Autumnal Equinox at the park

2. Sniffing a tree. No, wait, that one has always happened. How about continuing to calmly sniff the tree even after a strange man (in a hat!) walked up out of the bushes? Not the trail. The bushes.

Autumnal Equinox at the park

3. Eating some cookies.

Autumnal Equinox at the park

4. Loose-leash walking. He’s always had terrible leash manners at this park, because there’s no clearly defined trail.

Autumnal Equinox at the park

5. Sitting down, hanging out, watching the cars go by. (!!!)

Autumnal Equinox at the park

 

A very good day.

The Missing Piece of Our Training

I never made September goals. Even if I don’t always post my monthly goals here, I’ve usually made them.

September has been a big blank, though.

It’s not that we aren’t doing anything. We’re working on Silas’s retrieveI’ve been doing some foot target shaping. We’ve been walking our tiny sidewalk walk.

Still, I want something else, and I’ve been struggling to articulate it.

I’ve been putting off making my goals, waiting for this missing piece to click in.
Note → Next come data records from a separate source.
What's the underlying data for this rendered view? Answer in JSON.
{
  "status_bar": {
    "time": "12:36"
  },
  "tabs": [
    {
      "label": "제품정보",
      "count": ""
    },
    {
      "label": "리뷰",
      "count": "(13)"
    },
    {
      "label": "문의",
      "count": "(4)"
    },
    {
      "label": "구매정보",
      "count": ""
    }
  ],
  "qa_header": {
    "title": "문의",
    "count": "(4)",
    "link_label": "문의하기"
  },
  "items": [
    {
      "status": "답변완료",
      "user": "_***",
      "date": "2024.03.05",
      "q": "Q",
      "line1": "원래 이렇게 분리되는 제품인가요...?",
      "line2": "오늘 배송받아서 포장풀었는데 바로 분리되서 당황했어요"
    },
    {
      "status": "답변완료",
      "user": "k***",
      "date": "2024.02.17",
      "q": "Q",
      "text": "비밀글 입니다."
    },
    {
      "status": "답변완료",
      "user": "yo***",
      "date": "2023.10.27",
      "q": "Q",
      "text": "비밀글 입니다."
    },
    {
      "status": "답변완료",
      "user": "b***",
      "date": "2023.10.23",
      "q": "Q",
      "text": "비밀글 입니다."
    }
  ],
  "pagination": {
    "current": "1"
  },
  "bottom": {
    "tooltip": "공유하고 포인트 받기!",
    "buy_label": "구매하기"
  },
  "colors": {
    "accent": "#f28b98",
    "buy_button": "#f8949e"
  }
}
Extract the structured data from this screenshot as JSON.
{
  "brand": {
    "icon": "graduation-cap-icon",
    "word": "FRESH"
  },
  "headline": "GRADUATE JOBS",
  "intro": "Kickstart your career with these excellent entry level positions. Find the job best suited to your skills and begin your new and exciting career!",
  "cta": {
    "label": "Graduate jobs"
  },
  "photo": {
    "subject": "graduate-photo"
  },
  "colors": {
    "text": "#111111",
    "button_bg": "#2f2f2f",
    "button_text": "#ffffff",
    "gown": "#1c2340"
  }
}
For two weeks, my mind has been spinning and whirling, but not really getting anywhere.

Today I realized that I’m not dealing with an intellectual problem. It’s not that I can’t prioritize my training plan. It’s not that I need to review another book before I decide what to do, or ask more advice from my more experienced friends.

The missing piece?

FUN

We’ve gone from one issue to the next this summer. While we’re in a good place now, it’s been a slog from time to time. We had the car thing, and while I was distracted by that I let some of Silas’s old-reliable indoor behaviors go to pot, and then as I started to get those in order his stomach problems flared up. It’s easy to think about a dog like Silas as just a collection of problems to be solved, but that really destroys all of the good stuff in your life. You can’t have a great relationship with a collection of problems. You can only have a great relationship with an individual.

So, finally, my real goals: to have some fun with my dog, and to focus on the joy in our relationship. That may look like dog training–Silas loves dog training–but it may not, and either is great.